Seawell v. Shomberger, 6 N.C. 200, 2 Mur. 200 (1812)

July 1812 · Supreme Court of North Carolina
6 N.C. 200, 2 Mur. 200

John Seawell v. William Shomberger.

1 From Moore.

Action qui tam. — In an action to recover the penalty given by the statute against usury, it is not necessary to shew that the principle money has been paid. The offence is complete, when any thing is received for the forbearance, over and above the rate of six per cent per year.

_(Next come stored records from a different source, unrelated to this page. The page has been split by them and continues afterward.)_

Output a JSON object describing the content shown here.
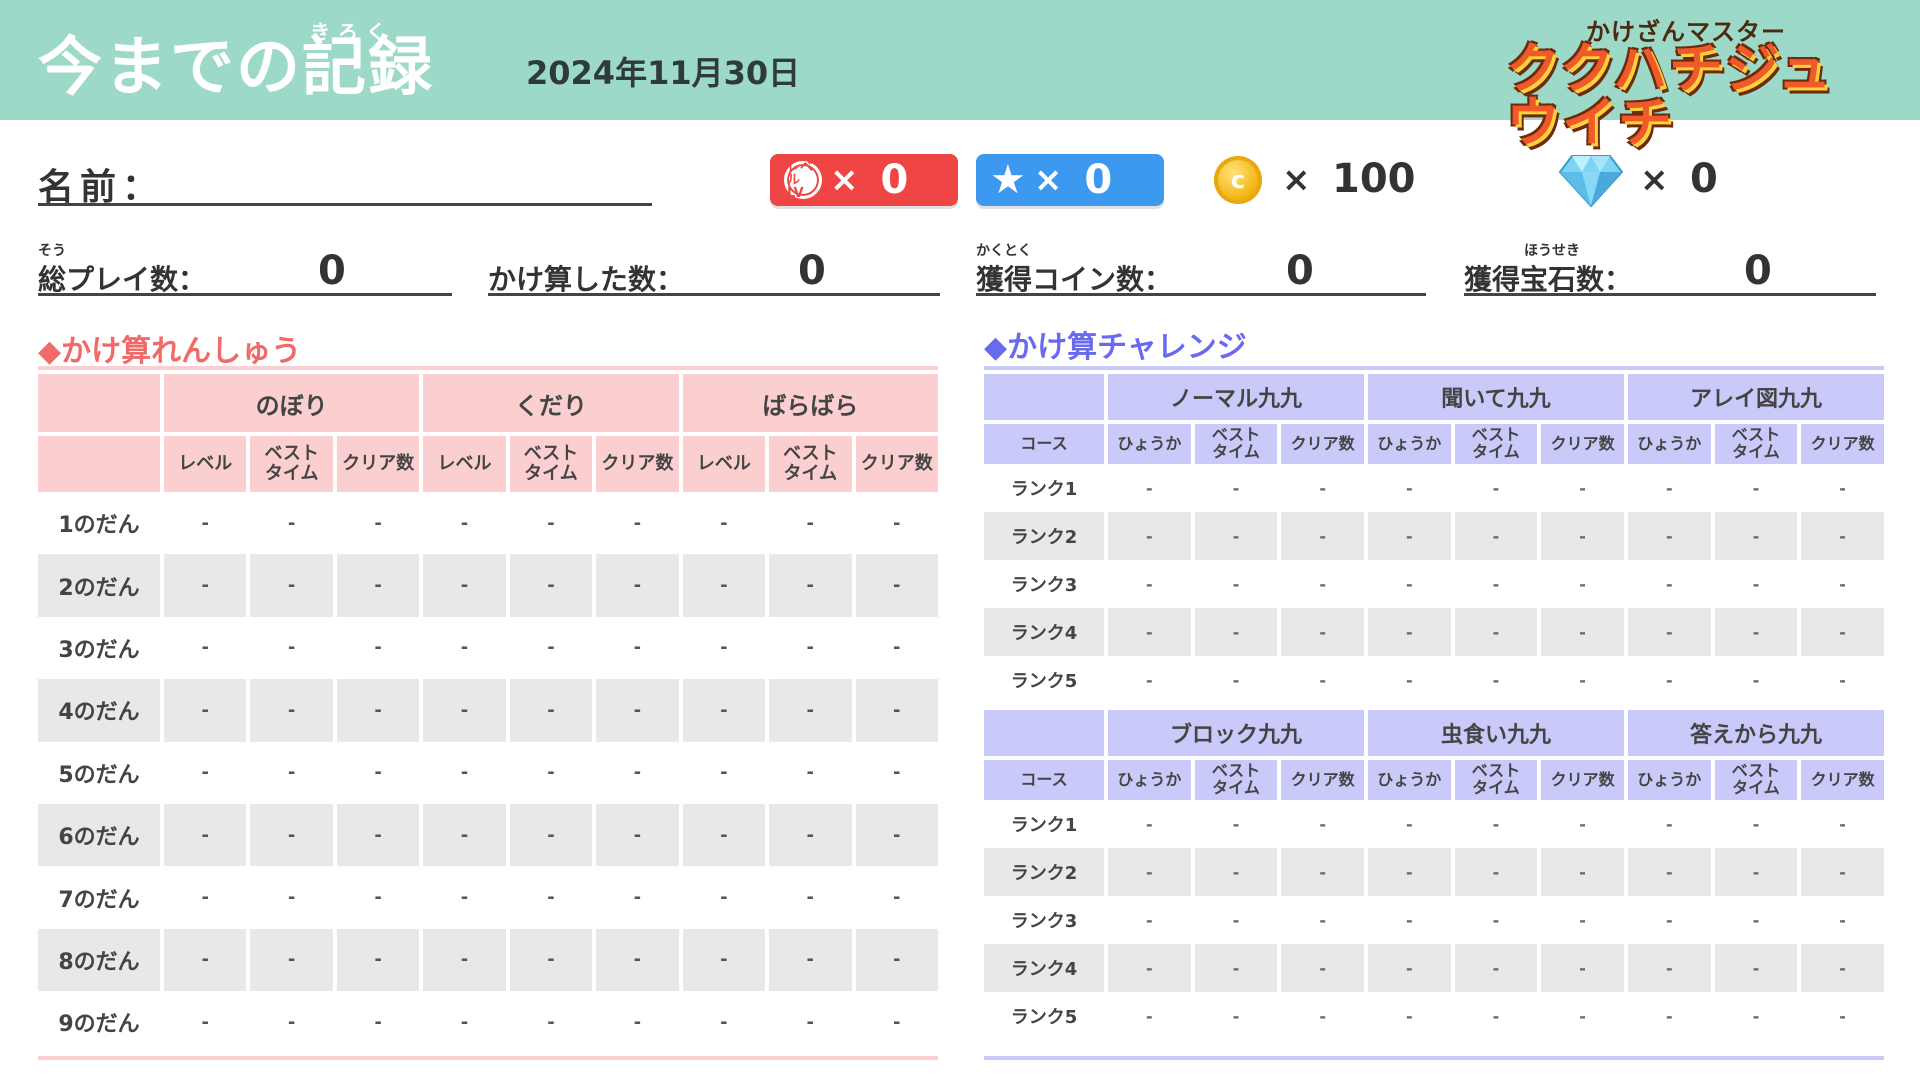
{
  "header": {
    "title_ruby": "きろく",
    "title": "今までの記録",
    "date": "2024年11月30日",
    "logo_sub": "かけざんマスター",
    "logo_main": "ククハチジュウイチ"
  },
  "profile": {
    "name_label": "名前：",
    "level_badge": "レベル LV",
    "level_count": "0",
    "star_count": "0",
    "coin_count": "100",
    "gem_count": "0",
    "times": "×"
  },
  "stats": [
    {
      "ruby": "そう",
      "label": "総プレイ数：",
      "value": "0"
    },
    {
      "ruby": "",
      "label": "かけ算した数：",
      "value": "0"
    },
    {
      "ruby": "かくとく",
      "label": "獲得コイン数：",
      "value": "0"
    },
    {
      "ruby": "ほうせき",
      "label": "獲得宝石数：",
      "value": "0"
    }
  ],
  "practice": {
    "title": "◆かけ算れんしゅう",
    "groups": [
      "のぼり",
      "くだり",
      "ばらばら"
    ],
    "subheaders": [
      "レベル",
      "ベスト\nタイム",
      "クリア数"
    ],
    "rows": [
      {
        "label": "1のだん",
        "values": [
          "-",
          "-",
          "-",
          "-",
          "-",
          "-",
          "-",
          "-",
          "-"
        ]
      },
      {
        "label": "2のだん",
        "values": [
          "-",
          "-",
          "-",
          "-",
          "-",
          "-",
          "-",
          "-",
          "-"
        ]
      },
      {
        "label": "3のだん",
        "values": [
          "-",
          "-",
          "-",
          "-",
          "-",
          "-",
          "-",
          "-",
          "-"
        ]
      },
      {
        "label": "4のだん",
        "values": [
          "-",
          "-",
          "-",
          "-",
          "-",
          "-",
          "-",
          "-",
          "-"
        ]
      },
      {
        "label": "5のだん",
        "values": [
          "-",
          "-",
          "-",
          "-",
          "-",
          "-",
          "-",
          "-",
          "-"
        ]
      },
      {
        "label": "6のだん",
        "values": [
          "-",
          "-",
          "-",
          "-",
          "-",
          "-",
          "-",
          "-",
          "-"
        ]
      },
      {
        "label": "7のだん",
        "values": [
          "-",
          "-",
          "-",
          "-",
          "-",
          "-",
          "-",
          "-",
          "-"
        ]
      },
      {
        "label": "8のだん",
        "values": [
          "-",
          "-",
          "-",
          "-",
          "-",
          "-",
          "-",
          "-",
          "-"
        ]
      },
      {
        "label": "9のだん",
        "values": [
          "-",
          "-",
          "-",
          "-",
          "-",
          "-",
          "-",
          "-",
          "-"
        ]
      }
    ]
  },
  "challenge": {
    "title": "◆かけ算チャレンジ",
    "course_label": "コース",
    "subheaders": [
      "ひょうか",
      "ベスト\nタイム",
      "クリア数"
    ],
    "blocks": [
      {
        "groups": [
          "ノーマル九九",
          "聞いて九九",
          "アレイ図九九"
        ],
        "rows": [
          {
            "label": "ランク1",
            "values": [
              "-",
              "-",
              "-",
              "-",
              "-",
              "-",
              "-",
              "-",
              "-"
            ]
          },
          {
            "label": "ランク2",
            "values": [
              "-",
              "-",
              "-",
              "-",
              "-",
              "-",
              "-",
              "-",
              "-"
            ]
          },
          {
            "label": "ランク3",
            "values": [
              "-",
              "-",
              "-",
              "-",
              "-",
              "-",
              "-",
              "-",
              "-"
            ]
          },
          {
            "label": "ランク4",
            "values": [
              "-",
              "-",
              "-",
              "-",
              "-",
              "-",
              "-",
              "-",
              "-"
            ]
          },
          {
            "label": "ランク5",
            "values": [
              "-",
              "-",
              "-",
              "-",
              "-",
              "-",
              "-",
              "-",
              "-"
            ]
          }
        ]
      },
      {
        "groups": [
          "ブロック九九",
          "虫食い九九",
          "答えから九九"
        ],
        "rows": [
          {
            "label": "ランク1",
            "values": [
              "-",
              "-",
              "-",
              "-",
              "-",
              "-",
              "-",
              "-",
              "-"
            ]
          },
          {
            "label": "ランク2",
            "values": [
              "-",
              "-",
              "-",
              "-",
              "-",
              "-",
              "-",
              "-",
              "-"
            ]
          },
          {
            "label": "ランク3",
            "values": [
              "-",
              "-",
              "-",
              "-",
              "-",
              "-",
              "-",
              "-",
              "-"
            ]
          },
          {
            "label": "ランク4",
            "values": [
              "-",
              "-",
              "-",
              "-",
              "-",
              "-",
              "-",
              "-",
              "-"
            ]
          },
          {
            "label": "ランク5",
            "values": [
              "-",
              "-",
              "-",
              "-",
              "-",
              "-",
              "-",
              "-",
              "-"
            ]
          }
        ]
      }
    ]
  },
  "colors": {
    "header_bg": "#9dd9c8",
    "practice_accent": "#f06a6a",
    "practice_header": "#fbcfd0",
    "challenge_accent": "#6a6af0",
    "challenge_header": "#c9c9fa",
    "level_pill": "#ef4545",
    "star_pill": "#3d98f0"
  }
}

This was an action qui tam, to recover the penalty given by the statute against usury ; and the facts were, that one J abez York was indebted to the Defendant upon a judgment rendered by a Justice of the Peace, and for forbearing the payment of the said judgment, the Defendant accepted and received from York a sum greater than at the rate, of six per cent, per year. The principal sum was unpaid, when the action was brought, and the question submitted to this Court was, whether as the principal sum was not paid, the Defendant was liable for one double the amount thereof, (the penalty given by the statute.)

Lowrie, Judge,

delivered the opinion of the Court: Our act of Assembly on this subject, is copied from the 12Hi Ann. ch. 16, and the construction given to this latter statute, ought to be given to ours. It is laid down by Lord Chief-Justice De Grey, in the case of Loyd qui tam v. Williams, (3 Wills. 261,) that “wherever parties make a contract for monies or other tilings and above the rate of five per centum per annum is received by the lender, the offence against the statute is complete; and even if the principal money shall never be paid, yet the offence is committed.” Judgment for the Plaintiff.